HC Deb 13 June 1955 vol 542 cc241-3
1. Mr. Hastings

asked the Minister of Health on what evidence his Department holds that an efficient substitute for heroin exists in the treatment of disease.

17. Mr. N. Macpherson

asked the Minister of Health whether he is aware that there is no satisfactory substitute for heroin in certain cases; what consultation he had with medical practitioners before deciding not to give or renew any licences for its manufacture except in small quantities for scientific purposes; and on what grounds he took this decision.

The Minister of Health (Mr. Iain Macleod)

The British Pharmacopoeia Commission was of the view in 1950 that suitable alternatives existed and deleted the monograph on the drug from the 1953 edition of the British Pharmacopoeia. My Standing Medical Advisory Committee was specially consulted and entirely endorsed this view. As a result, I advised my right hon. and gallant Friend the Secretary of State for the Home Department that there was no obstacle from my standpoint to his responding to the appeals of the World Health Assembly and Economic and Social Council to prohibit the manufacture of the drug.

Mr. Hastings

Is there any evidence of addiction to heroin in this country, and has the right hon. Gentleman ever had an intractable cough which nothing but heroin would relieve, as I have?

Mr. Macleod

I am happy to say that the answer to the second part of the question is "No." It is true that there are people who believe that for a limited range of inflictions there is no true substitute for heroin. The point is that we have to weigh that against the larger claim of playing our part in combating something which is a very substantial social evil all over the world, and although there may be very little evidence of addiction in this country, it is entirely desirable that, if we can get international agreement, we should prohibit the manufacture of the drug everywhere.

Dr. Summerskill

Is it not a fact that the substitute is as effective as, and much cheaper than, heroin?

Mr. Macleod

That really is a little in dispute, to be fair. I think that most people, but not everybody, would agree with the right hon. Lady.

Mr. Macpherson

Would it not be possible for my right hon. Friend to make supplies available to practitioners in cases where it can be shown that there is no adequate substitute?

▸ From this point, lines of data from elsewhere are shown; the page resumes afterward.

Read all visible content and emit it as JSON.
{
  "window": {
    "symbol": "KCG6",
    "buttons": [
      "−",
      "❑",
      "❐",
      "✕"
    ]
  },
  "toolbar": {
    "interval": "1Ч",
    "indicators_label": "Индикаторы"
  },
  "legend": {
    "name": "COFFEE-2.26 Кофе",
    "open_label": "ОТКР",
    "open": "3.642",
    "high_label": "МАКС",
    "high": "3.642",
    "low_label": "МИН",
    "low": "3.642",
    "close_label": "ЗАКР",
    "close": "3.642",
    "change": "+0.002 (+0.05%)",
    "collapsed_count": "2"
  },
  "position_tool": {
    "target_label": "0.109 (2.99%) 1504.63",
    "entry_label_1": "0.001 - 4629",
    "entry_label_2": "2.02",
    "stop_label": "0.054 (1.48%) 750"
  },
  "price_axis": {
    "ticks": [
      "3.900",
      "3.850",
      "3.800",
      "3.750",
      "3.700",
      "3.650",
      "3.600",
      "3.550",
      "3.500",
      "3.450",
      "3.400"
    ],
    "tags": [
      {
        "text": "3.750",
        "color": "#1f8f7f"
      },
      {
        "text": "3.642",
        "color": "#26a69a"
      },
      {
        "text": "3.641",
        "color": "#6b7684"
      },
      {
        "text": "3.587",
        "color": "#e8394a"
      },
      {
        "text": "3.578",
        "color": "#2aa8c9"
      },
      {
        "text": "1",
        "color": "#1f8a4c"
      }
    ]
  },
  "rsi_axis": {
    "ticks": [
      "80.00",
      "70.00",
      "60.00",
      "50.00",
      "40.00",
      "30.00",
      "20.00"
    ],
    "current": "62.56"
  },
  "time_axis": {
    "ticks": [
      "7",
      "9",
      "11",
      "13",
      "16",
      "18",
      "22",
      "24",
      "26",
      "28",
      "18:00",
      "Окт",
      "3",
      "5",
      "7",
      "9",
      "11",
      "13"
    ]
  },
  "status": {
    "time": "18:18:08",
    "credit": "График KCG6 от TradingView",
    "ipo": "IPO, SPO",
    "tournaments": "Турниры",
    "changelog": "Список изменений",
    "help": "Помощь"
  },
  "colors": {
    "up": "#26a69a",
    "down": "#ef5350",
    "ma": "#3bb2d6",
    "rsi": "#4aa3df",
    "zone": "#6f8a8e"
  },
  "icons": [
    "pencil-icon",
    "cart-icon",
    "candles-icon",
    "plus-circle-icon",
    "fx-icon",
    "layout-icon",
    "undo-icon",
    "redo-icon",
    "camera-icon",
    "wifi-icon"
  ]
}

If I produce evidence for him of such cases, will he consider it?

Mr. Macleod

Yes, Sir, of course I will. My right hon. and gallant Friend the Home Secretary is to receive a deputation from the British Medical Association, and these matters will be gone into then.

Mr. Hale

As the right hon. Gentleman has decided to take heroin off the list, does he propose to continue making the hydrogen bomb?

Mr. Elliot

Apart from irrelevant flippancies, is it not a fact that the drug is really of great use in certain cases and cannot be dispensed with? Will my right hon. Friend bend his utmost efforts to ensuring that supplies are made available, as has been suggested, to reputable practitioners, as has previously been done with many drugs as dangerous as this one?

Mr. Macleod

I will gladly take that into account. My right hon. and gallant Friend must realise that all I can do is to take the very best advice that is available to me, which is that of my Standing Medical Advisory Committee, which includes the Presidents of all the Royal Colleges, the Chairman of the Council of the B.M.A., the President of the General Medical Council and many other people. Their view, as I have stated it in answer to the Question, is surely one to which we must give the greatest attention.

Sir R. Boothby

On a point of order, Mr. Speaker. I wonder whether my right hon. Friend is now anticipating a reply which is later to be given by the Home Secretary to Question No. 39, which was transferred from my right hon. Friend to the Home Secretary.

Mr. Macleod

No, Sir, I am not anticipating in any way. Naturally, I am in close touch with the Home Secretary on these matters.